En 60 años tengo muchas razones para sentirme realmente feliz: iniciando por la madre que me parió, esa bendita mujer; feliz por la jodiona familia que me ha rodeado; por la maravillosa mujer que ha hecho posible un hogar y una múltiple semilla que crece y se forma en cada momento. Y los años que por mucho tiempo aseguré que eran maravillosos, irrepetibles, únicos, por las vivencias, por la música, por el cine, por la literatura y toda la cultura, por los amigos y amigas; esos años entre 1966 y 1978. El tiempo extraordinario en donde supe de Fidel y el Che, John Lennon y Jimi Hendrix, Serrat y Silvio, Pink Floyd y Deep Purple, Julio Cortazar y José Lezama Lima. Y Marx, sobre todo Marx. Había más a la mano y tuve la dicha de experimentar con mucho.

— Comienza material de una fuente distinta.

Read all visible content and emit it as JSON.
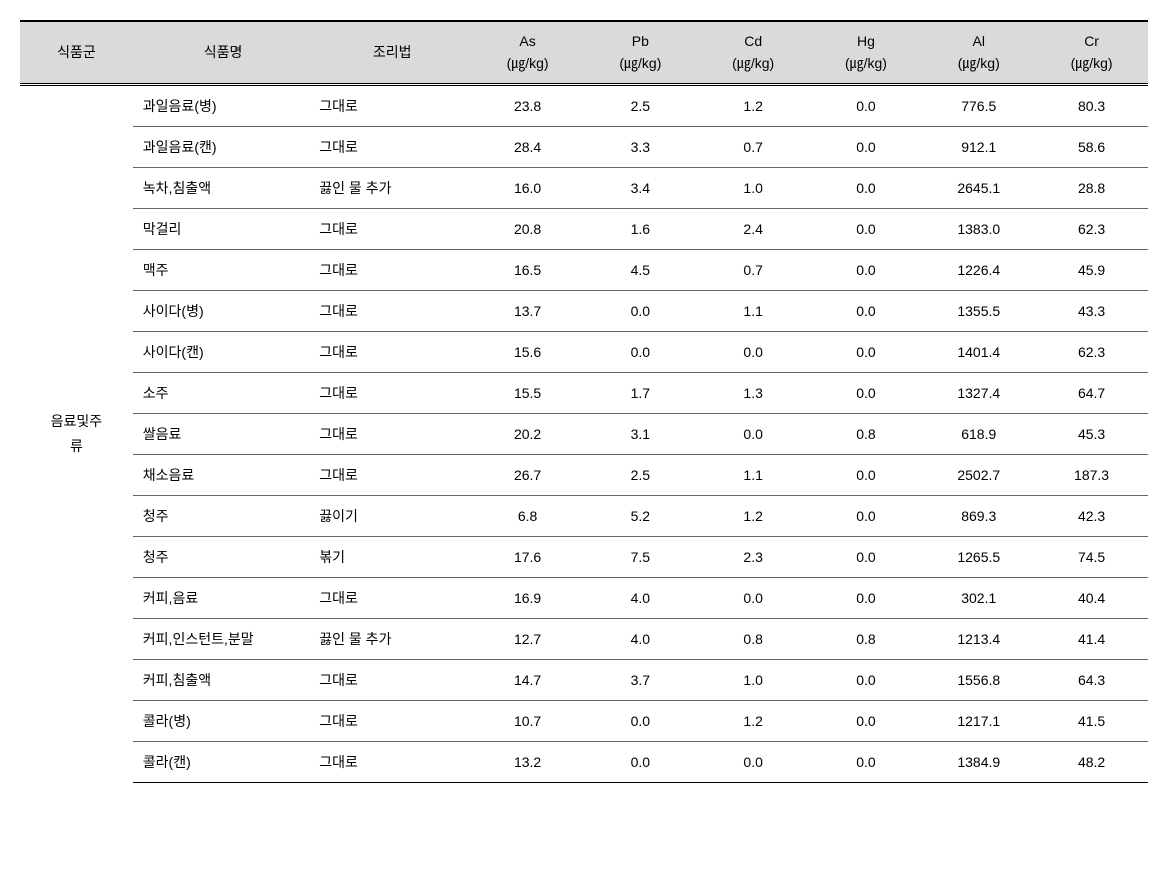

Pero desde el 2009 el momento fue superior, mucho más rico que cualquier otro: es el tiempo de la Resistencia Popular y sus colectivos, es la fase de nuestra Epifanía que expresa nuevos procesos que podrán conducirnos a una vida más digna y más respetuosa de todos y todas. Es el tiempo de LIBRE y de sus líderes que ha convocado a poetas, políticos urbanos y rurales, magos populares, líderes en rebeldía, brujos de la costa, adivinos de las aldeas, curanderos y sobadores de pueblos y barrios, a jóvenes y a viejos, a mujeres orgullosas de su condición y dueñas de su cuerpo, a los músicos, a pintores, a los actores, a los gay, a travestis, a las marginadas etnias, chateadores, lesbianas, curas inconformes, pastores descontentos, a todos los ateos tan sensibles a la injusticia y a los místicos, a los hambrientos campesinos, a los incomprendidos fumadores de mariguana; es el tiempo de los artesanos, los tatuados, sindicalistas, los escritores, los vendedores de banderas y sombreros con la imagen del Che o de la selección. Todos ellos y otros más somos testigos de esta Epifanía que no es una revelación divina sino una posibilidad humana, el proceso de edificar una sociedad diferente y más equitativa; el tiempo de la despreciada chusma, la bulliciosa turba, los cuatro vagos que nunca fueron bien contados y que han sostenido los ideales más decentes de la solidaridad y la justicia y que sabrán instalar a la imaginación en el poder.
Todas esas novedades hacen posible este momento de mi egoísmo, tan personal, tan mío, son mis 60 años de vida en donde tengo agradecimientos para los hombres y las mujeres que me han saludado, a las personas que quiero y que sólo me han dado felicidad.